À quelques jours d'un hommage prévu pour Quentin Deranque, militant nationaliste tué la semaine dernière, la tension monte dans le 7e arrondissement de Lyon. La marche, qui pourrait rassembler entre 2.000 et 3.000 participants, est à la fois un événement de mémoire et une source d'inquiétude pour de nombreux habitants, notamment pour ceux de la communauté LGBTQIA+.
Bérénice, une résidente locale, témoigne : « On s’organise pour ne pas être visibles. » Elle a déjà conseillé à sa compagne de se vêtir de manière plus neutre, anticipant une atmosphère tendue. Des préoccupations similaires sont partagées par plusieurs personnes du quartier, signalant un réel sentiment d'insécurité avant l'événement.

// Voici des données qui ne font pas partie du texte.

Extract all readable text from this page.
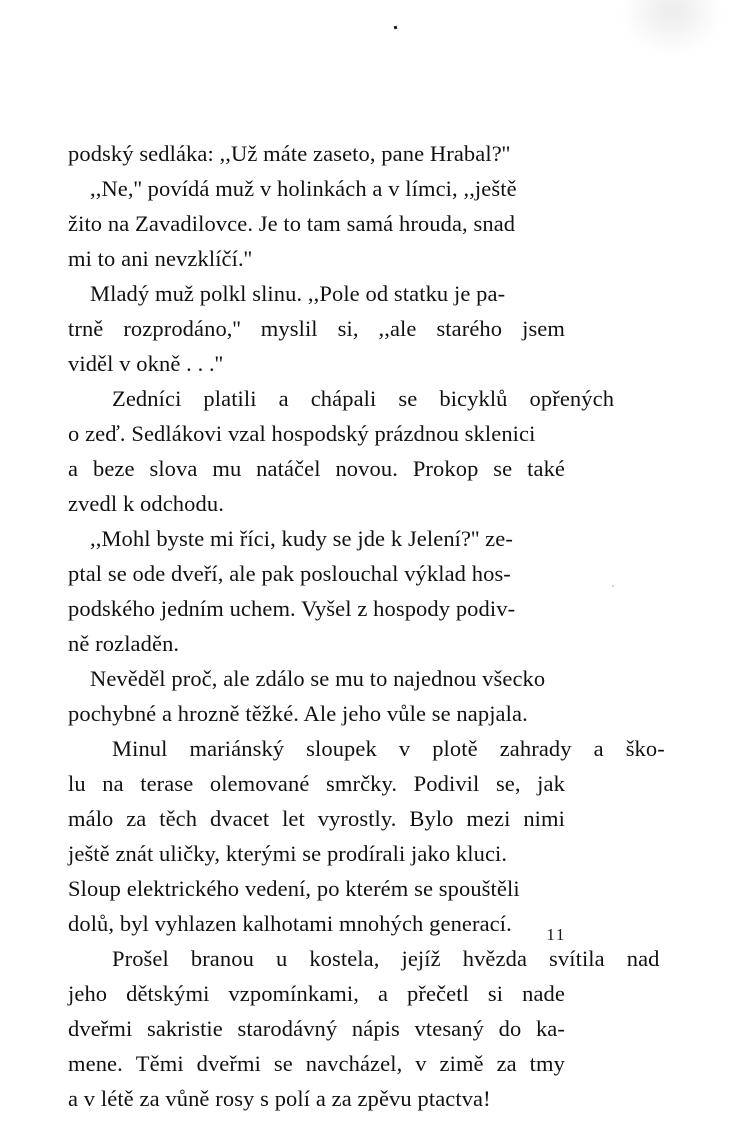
podský sedláka: ,,Už máte zaseto, pane Hrabal?''

,,Ne,'' povídá muž v holinkách a v límci, ,,ještě
žito na Zavadilovce. Je to tam samá hrouda, snad
mi to ani nevzklíčí.''

Mladý muž polkl slinu. ,,Pole od statku je pa-
trně rozprodáno,'' myslil si, ,,ale starého jsem
viděl v okně . . .''

Zedníci platili a chápali se bicyklů opřených
o zeď. Sedlákovi vzal hospodský prázdnou sklenici
a beze slova mu natáčel novou. Prokop se také
zvedl k odchodu.

,,Mohl byste mi říci, kudy se jde k Jelení?'' ze-
ptal se ode dveří, ale pak poslouchal výklad hos-
podského jedním uchem. Vyšel z hospody podiv-
ně rozladěn.

Nevěděl proč, ale zdálo se mu to najednou všecko
pochybné a hrozně těžké. Ale jeho vůle se napjala.

Minul mariánský sloupek v plotě zahrady a ško-
lu na terase olemované smrčky. Podivil se, jak
málo za těch dvacet let vyrostly. Bylo mezi nimi
ještě znát uličky, kterými se prodírali jako kluci.
Sloup elektrického vedení, po kterém se spouštěli
dolů, byl vyhlazen kalhotami mnohých generací.

Prošel branou u kostela, jejíž hvězda svítila nad
jeho dětskými vzpomínkami, a přečetl si nade
dveřmi sakristie starodávný nápis vtesaný do ka-
mene. Těmi dveřmi se navcházel, v zimě za tmy
a v létě za vůně rosy s polí a za zpěvu ptactva!

11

Une soirée LGBTQIA+ annulée suite à des menaces
Les craintes se sont amplifiées quand des groupes d'extrême droite ont menacé de perturber des événements communautaires. Les associations Le Bon Queer et Aimel + ont annoncé l’annulation de leur soirée LGBTQIA+ dans un communiqué : « Pas par manque d’envie ou de courage, mais pour protéger notre communauté contre les violences potentielles. »
De plus, des appels à la prudence circulent, recommandant d'éviter certains endroits du quartier le jour de la marche. Plusieurs personnes ont même signé une pétition demandant l'interdiction de l'événement, qui a rapidement récolté plus de 10.000 signatures.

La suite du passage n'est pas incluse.